Objectif Soins n° 218 du 01/09/2013

 

Qualité Gestion des risques

Le dossier du patient informatisé (DPI) est devenu un outil incontournable dans la prise en charge actuelle des patients. En effet, il permet, grâce aux évolutions techniques, de prendre en charge, d’une manière globale et continue, les patients par plusieurs équipes soignantes, tout en améliorant la qualité des informations contenues dans le dossier et la qualité des soins dispensés. Néanmoins, le passage du papier à l’informatique n’est pas sans conséquence.

L’informatisation du dossier du patient réduit-elle la qualité des soins dispensés ? Si perte existe, est-elle due à l’utilisation de l’outil informatique ? Au temps nécessaire de son apprentissage ? Aux modalités du changement de pratiques et de son accompagnement ? Quel est le rôle du cadre de santé dans l’implantation d’un tel outil ?

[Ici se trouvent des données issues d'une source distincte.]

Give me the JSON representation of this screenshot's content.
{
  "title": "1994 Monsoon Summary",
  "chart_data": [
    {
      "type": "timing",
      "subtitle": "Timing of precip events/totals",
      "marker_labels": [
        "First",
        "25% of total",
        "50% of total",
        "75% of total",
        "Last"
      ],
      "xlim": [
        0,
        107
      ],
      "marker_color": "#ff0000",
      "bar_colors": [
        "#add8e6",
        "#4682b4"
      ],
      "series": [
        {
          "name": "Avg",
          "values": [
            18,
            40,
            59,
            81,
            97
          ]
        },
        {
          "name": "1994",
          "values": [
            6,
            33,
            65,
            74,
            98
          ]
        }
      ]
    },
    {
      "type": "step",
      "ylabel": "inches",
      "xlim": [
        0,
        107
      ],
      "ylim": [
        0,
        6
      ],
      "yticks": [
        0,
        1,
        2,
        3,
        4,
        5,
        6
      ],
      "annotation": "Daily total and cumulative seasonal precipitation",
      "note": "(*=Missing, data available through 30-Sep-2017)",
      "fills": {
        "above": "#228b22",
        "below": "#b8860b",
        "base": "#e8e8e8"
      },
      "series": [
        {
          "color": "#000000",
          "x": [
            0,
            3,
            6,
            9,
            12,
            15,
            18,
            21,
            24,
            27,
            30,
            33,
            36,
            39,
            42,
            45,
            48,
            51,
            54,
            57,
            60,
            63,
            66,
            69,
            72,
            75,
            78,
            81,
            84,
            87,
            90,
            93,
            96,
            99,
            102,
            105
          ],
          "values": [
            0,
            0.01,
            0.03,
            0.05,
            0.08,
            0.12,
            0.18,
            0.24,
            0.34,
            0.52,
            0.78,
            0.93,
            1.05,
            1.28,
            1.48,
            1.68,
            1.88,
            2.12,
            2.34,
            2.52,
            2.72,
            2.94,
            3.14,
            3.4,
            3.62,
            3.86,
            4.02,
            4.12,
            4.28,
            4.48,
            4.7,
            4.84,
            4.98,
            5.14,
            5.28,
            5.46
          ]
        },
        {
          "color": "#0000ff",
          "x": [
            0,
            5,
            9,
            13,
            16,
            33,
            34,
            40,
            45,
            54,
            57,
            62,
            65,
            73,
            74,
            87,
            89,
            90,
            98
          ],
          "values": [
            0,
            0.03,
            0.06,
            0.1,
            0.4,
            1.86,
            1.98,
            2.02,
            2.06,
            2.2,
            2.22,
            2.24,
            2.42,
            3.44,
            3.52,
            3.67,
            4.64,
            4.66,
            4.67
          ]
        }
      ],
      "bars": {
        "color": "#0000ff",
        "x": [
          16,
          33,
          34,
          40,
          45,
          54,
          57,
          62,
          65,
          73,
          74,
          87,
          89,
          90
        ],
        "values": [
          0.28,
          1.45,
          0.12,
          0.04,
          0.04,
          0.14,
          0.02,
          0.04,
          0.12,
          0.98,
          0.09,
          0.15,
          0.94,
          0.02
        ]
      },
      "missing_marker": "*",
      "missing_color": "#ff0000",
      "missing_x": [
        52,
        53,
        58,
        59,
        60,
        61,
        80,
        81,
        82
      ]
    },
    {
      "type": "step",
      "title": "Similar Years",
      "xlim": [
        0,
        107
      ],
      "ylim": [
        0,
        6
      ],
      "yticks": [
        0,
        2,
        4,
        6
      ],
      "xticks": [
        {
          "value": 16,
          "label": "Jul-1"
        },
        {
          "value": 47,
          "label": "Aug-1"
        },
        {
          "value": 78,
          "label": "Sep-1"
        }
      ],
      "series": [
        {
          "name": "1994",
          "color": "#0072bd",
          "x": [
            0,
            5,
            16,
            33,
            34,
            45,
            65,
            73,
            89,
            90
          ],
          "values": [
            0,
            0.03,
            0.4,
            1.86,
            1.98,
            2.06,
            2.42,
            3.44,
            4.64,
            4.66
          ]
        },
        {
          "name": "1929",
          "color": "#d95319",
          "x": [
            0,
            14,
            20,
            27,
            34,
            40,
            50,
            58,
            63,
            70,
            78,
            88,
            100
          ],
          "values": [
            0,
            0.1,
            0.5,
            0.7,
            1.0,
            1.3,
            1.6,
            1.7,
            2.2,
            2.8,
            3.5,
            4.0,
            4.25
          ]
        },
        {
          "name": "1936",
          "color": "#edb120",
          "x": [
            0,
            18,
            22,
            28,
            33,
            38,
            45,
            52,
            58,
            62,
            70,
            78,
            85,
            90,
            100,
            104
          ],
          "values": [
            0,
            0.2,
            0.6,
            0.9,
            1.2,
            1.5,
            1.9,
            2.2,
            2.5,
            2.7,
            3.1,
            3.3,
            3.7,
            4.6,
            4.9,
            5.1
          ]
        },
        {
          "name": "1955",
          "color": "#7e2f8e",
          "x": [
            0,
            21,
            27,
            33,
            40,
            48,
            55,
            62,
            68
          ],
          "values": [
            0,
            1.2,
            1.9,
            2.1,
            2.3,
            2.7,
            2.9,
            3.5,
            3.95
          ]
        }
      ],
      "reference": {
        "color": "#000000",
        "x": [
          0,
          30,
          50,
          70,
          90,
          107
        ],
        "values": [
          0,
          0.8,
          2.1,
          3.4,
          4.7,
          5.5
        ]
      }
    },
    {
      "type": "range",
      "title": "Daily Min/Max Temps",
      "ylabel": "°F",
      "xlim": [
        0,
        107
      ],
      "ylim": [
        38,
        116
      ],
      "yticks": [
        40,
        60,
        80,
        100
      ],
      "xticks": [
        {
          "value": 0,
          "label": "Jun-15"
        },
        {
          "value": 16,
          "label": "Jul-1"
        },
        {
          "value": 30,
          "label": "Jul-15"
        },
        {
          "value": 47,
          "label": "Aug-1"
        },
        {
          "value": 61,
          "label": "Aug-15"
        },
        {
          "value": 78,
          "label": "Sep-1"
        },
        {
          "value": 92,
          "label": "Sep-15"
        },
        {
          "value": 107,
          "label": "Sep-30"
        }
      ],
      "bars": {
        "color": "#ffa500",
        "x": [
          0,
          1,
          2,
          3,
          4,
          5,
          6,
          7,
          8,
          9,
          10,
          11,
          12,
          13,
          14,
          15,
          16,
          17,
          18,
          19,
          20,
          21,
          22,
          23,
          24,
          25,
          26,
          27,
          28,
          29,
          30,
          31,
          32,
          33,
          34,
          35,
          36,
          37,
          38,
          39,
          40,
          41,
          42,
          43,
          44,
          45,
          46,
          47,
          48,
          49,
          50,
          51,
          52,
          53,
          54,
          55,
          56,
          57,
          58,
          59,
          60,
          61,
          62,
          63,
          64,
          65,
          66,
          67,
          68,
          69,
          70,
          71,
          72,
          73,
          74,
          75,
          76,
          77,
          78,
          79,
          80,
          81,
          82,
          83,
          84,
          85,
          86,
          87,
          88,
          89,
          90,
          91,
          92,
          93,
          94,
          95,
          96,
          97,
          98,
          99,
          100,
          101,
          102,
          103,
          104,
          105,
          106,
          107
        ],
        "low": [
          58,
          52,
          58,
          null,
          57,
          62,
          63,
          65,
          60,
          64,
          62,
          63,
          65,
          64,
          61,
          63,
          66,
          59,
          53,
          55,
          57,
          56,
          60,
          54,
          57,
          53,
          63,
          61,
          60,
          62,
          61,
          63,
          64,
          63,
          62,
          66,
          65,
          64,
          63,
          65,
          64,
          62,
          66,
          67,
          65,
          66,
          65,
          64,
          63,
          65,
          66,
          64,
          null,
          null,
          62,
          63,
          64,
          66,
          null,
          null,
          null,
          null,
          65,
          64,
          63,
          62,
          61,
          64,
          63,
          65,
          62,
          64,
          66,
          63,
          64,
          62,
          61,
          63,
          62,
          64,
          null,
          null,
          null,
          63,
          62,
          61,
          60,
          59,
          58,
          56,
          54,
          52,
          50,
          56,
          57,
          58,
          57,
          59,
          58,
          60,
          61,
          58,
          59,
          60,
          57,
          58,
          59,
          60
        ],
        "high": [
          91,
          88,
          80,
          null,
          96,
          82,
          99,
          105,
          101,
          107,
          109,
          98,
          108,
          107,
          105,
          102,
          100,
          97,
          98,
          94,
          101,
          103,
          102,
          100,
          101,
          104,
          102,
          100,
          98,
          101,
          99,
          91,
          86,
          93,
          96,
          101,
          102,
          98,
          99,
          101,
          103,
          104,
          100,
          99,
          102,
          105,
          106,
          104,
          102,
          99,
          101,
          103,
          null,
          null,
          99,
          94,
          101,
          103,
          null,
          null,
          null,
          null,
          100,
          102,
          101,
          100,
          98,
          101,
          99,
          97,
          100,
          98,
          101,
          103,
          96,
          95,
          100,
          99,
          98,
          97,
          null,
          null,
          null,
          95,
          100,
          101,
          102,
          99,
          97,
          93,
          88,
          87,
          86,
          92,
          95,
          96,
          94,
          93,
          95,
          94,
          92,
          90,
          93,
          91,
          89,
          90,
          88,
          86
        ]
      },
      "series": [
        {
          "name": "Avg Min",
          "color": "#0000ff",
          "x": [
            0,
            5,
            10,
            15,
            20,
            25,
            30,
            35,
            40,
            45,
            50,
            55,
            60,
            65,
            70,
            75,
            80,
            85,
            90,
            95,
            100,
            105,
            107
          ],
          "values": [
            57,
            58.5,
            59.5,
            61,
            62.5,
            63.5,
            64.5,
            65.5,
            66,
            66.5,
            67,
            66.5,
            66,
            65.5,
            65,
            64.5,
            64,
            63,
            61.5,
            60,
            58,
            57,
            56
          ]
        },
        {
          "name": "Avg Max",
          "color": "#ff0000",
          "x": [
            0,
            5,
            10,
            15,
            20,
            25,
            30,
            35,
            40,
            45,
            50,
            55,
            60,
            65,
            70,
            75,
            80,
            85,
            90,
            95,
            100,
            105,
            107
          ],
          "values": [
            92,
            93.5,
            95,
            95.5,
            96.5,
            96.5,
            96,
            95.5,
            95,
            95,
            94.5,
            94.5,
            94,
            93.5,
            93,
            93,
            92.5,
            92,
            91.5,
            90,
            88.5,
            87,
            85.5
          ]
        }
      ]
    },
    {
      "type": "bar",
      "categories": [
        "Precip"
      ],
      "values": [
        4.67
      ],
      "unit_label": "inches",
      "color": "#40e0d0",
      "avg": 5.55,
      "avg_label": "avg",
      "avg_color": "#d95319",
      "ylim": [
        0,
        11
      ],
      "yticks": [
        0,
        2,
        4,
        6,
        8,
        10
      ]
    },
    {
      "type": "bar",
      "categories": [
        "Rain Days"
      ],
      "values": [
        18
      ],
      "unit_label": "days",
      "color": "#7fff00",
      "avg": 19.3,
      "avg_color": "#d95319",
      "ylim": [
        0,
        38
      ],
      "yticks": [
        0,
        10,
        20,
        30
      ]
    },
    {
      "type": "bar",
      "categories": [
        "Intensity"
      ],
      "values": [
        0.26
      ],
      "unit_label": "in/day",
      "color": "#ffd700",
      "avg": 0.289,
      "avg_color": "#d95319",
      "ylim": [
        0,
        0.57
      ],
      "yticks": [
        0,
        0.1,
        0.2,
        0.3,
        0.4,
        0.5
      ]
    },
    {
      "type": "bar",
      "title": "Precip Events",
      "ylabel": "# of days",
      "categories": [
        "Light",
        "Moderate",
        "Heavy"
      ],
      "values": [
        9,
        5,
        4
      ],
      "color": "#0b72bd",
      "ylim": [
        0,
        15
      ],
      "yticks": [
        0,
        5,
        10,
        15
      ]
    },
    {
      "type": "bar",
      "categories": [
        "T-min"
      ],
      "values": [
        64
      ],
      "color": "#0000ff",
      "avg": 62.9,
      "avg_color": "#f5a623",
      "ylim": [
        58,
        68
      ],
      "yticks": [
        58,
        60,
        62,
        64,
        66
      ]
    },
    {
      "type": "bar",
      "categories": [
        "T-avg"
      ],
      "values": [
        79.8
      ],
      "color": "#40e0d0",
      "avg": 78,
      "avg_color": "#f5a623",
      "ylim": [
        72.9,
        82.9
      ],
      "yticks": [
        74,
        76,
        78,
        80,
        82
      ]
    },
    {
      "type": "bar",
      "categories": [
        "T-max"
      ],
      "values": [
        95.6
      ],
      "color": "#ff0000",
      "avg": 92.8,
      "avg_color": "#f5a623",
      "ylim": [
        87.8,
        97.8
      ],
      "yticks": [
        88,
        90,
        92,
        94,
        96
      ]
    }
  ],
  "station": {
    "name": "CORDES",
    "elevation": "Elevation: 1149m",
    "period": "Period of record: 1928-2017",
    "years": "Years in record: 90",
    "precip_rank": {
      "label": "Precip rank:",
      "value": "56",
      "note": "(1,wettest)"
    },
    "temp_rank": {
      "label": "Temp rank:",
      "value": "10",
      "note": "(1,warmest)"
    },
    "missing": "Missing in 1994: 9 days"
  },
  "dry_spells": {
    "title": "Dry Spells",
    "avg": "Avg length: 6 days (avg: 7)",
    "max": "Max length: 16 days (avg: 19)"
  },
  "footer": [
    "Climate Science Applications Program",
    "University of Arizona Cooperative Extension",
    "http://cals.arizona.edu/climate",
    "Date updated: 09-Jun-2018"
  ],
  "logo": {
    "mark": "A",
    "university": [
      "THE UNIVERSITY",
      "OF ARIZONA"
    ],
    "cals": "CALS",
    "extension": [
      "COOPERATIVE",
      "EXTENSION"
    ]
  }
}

INFORMATIQUE ET SYSTÈME HOSPITALIER : UN RETARD ANCRÉ

La société actuelle, avec ses innovations et ses avancées technologiques, a fait émerger de nouvelles perspectives, notamment dans le domaine des technologies de l’information. L’informatique est devenue aujourd’hui un outil indispensable dans notre vie de tous les jours. Le système hospitalier a longtemps été en retard dans ce domaine, mais il est actuellement en train de connaître un véritable bouleversement. L’hôpital s’adapte progressivement à l’émergence de ces nouvelles technologies. De nombreux textes émanant des gouvernements successifs (Plan hôpital 2007, Plan hôpital 2012, Loi HPST, Programme hôpital numérique) ont défini, depuis 2005, une stratégie et une politique de modernisation des systèmes d’information. Des outils informatiques dédiés au monde hospitalier se développent. Ils permettent, grâce aux évolutions techniques et l’adaptabilité des logiciels au plus près des pratiques des soignants, de prendre en charge, d’une manière globale et continue, les patients par plusieurs équipes médicales et paramédicales.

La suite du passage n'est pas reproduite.